Knowledge Base

Inheritance Tax

Inheritance Tax Planning

At Fairey Associates one of our key areas of advice is inheritance tax. As a nation we are all getting wealthier whilst the nil rate band has not been increased as fast by successive governments. Inheritance Tax planning is a complicated area of advice in many ways because it is multi disciplinary. Planning in this area requires good legal advice but, in order to consider the full range of options, good financial and investment advice is also of key importance.

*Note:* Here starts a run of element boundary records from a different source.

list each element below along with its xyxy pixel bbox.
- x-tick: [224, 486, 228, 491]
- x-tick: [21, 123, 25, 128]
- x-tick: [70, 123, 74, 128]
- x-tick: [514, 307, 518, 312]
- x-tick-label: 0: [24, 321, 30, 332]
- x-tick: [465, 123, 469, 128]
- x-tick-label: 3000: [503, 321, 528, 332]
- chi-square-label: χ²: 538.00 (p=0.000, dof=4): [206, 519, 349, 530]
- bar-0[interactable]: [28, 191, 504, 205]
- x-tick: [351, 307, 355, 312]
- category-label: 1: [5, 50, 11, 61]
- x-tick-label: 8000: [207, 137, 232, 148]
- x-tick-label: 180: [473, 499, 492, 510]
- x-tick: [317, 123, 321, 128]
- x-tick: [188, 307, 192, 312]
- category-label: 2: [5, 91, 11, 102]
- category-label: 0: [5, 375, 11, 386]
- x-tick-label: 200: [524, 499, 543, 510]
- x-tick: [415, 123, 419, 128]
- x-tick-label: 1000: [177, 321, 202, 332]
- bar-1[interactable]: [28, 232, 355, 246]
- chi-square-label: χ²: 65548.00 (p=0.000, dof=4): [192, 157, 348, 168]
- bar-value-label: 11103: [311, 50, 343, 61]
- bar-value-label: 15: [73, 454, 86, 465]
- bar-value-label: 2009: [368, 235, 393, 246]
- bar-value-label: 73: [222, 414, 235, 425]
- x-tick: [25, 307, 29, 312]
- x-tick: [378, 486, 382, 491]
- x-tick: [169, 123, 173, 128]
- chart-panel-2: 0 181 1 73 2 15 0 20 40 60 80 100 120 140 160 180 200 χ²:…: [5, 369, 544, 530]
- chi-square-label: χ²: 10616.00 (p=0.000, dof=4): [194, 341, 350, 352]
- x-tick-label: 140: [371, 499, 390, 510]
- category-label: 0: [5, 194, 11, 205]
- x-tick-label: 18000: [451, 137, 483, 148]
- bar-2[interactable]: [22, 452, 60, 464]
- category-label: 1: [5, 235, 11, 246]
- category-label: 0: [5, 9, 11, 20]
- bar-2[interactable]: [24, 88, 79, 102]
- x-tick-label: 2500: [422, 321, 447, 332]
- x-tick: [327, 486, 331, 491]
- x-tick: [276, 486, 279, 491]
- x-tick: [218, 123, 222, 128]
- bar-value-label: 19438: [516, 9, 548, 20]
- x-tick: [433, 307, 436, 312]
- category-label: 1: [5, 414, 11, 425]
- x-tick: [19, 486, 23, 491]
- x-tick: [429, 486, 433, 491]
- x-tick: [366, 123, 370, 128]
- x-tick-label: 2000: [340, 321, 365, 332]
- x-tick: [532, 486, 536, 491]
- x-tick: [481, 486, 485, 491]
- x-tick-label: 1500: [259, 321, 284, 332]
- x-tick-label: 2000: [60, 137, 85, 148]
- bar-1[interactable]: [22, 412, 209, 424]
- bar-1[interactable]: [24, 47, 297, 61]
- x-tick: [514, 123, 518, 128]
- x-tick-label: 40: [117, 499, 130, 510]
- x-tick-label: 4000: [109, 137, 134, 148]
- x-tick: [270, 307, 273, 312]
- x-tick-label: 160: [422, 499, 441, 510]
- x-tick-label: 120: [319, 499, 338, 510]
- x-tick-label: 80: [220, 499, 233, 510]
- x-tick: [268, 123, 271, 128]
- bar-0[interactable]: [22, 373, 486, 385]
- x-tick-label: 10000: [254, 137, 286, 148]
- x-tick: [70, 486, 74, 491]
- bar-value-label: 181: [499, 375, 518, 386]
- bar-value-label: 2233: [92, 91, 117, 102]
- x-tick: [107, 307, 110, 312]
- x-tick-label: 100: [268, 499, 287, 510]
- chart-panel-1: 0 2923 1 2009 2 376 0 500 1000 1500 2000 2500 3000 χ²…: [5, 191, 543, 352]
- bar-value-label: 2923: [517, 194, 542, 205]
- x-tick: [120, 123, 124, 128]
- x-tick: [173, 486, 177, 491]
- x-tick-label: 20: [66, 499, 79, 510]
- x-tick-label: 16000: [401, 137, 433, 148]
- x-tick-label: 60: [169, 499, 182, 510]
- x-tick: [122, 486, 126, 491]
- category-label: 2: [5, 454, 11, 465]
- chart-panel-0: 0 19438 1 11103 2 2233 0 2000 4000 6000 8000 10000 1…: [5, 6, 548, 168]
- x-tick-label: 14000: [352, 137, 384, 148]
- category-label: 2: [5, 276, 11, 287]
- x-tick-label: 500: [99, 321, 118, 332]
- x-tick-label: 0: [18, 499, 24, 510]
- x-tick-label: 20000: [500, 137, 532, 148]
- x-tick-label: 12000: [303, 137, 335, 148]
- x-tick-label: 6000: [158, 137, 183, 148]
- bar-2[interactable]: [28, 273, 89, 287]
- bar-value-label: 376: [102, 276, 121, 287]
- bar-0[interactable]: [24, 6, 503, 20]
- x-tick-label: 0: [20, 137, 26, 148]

The following article describes as clearly as possible some of the key planning strategies that you can be used to take advantage of a number of tax exemptions and products to ensure that the maximum amount of wealth is passed to the next generation, without impairing the lifestyle that you’re used to.

The Basics

As a minimum the following basic planning principles should be considered first as part of any IHT solution:

Deed of variation

If you have inherited assets within the last two years, a deed of variation can be used to remove them from the estate with immediate effect.

Nil rate band planning using an up to date will

Married couples and civil partners can leave a legacy, equivalent to the value of their individual nil rate band in their will. A discretionary trust can be used to prevent the value of one spouse's/civil partner's estate falling into the estate of the surviving spouse/civil partner. This utilises the nil rate band of the first partner to die and doesn't increase the potential IHT liability of the surviving spouse/civil partner. Such planning could provide a potential IHT saving of £124,800 (£312,000 @ 40%) based on the 2008/2009 nil rate band.

Maximising Exemptions and Pension contributions

You can reduce the value of their estate for IHT purposes by:

Access

Once the basics are in place you may well be faced with the classic IHT dilemma – you’ve got an estate worth more than the nil rate band, but can't make a gift of capital as you rely on it and/or the income arising from it.

If you face this dilemma there are two solutions which should be considered:

Loan Trust

This is a solution for those who want flexible access to a certain amount of capital.

You (the settlor) lend funds (capital) to a trust created for family members or friends to benefit from. These loaned funds (the capital) are then invested to provide an income and/or capital growth but the settlor can access the capital at any time should this be necessary.

Any income or growth arising on the investment is immediately outside of the settlors’ estate for IHT purposes as you only have access to the outstanding loan (capital).

Discounted Gift & Income Trust

This may be appropriate where you don't need access to capital, but do require a fixed income each year.

Here the settlor makes a gift of funds to a trust they've created for family members or friends to benefit from and retains an absolute right to an income. Income is paid until the settlor dies or the fund has been exhausted, which ever happens first.

The value of the gift made to the trustees may also be discounted for IHT purposes depending upon the settlors’ life expectancy and the amount of income they choose to receive.

LIFETIME GIFTS

If an IHT liability remains after you’ve accessed the income or capital you need to maintain your current standard of living, you may want to take advantage of the favourable taxation of lifetime gifts. This involves you making a gift without retaining access to it, in short giving money away. You may be able to make a gift to an individual or a trust that, from an IHT perspective will be treated as either a potentially exempt transfer (PET) or a chargeable lifetime transfer (CLT).

If the gift isn't covered by an exemption, you will need to survive seven years for the value of it to fall outside their estate for IHT purposes.

ALTERNATIVE SOLUTIONS

If none of these solutions are suitable, and you are still left with an IHT liability, it may be necessary to consider alternatives.

You could take out a life insurance policy to fund for the anticipated IHT liability. Or, you may want to consider investing in assets that qualify for an IHT relief, such as business property relief and/ or agricultural property relief. For example assets such as shares in unquoted trading companies (including Alternative Investment Market (AIM) stock portfolios) would provide an inheritance tax efficient, albeit a high risk investment.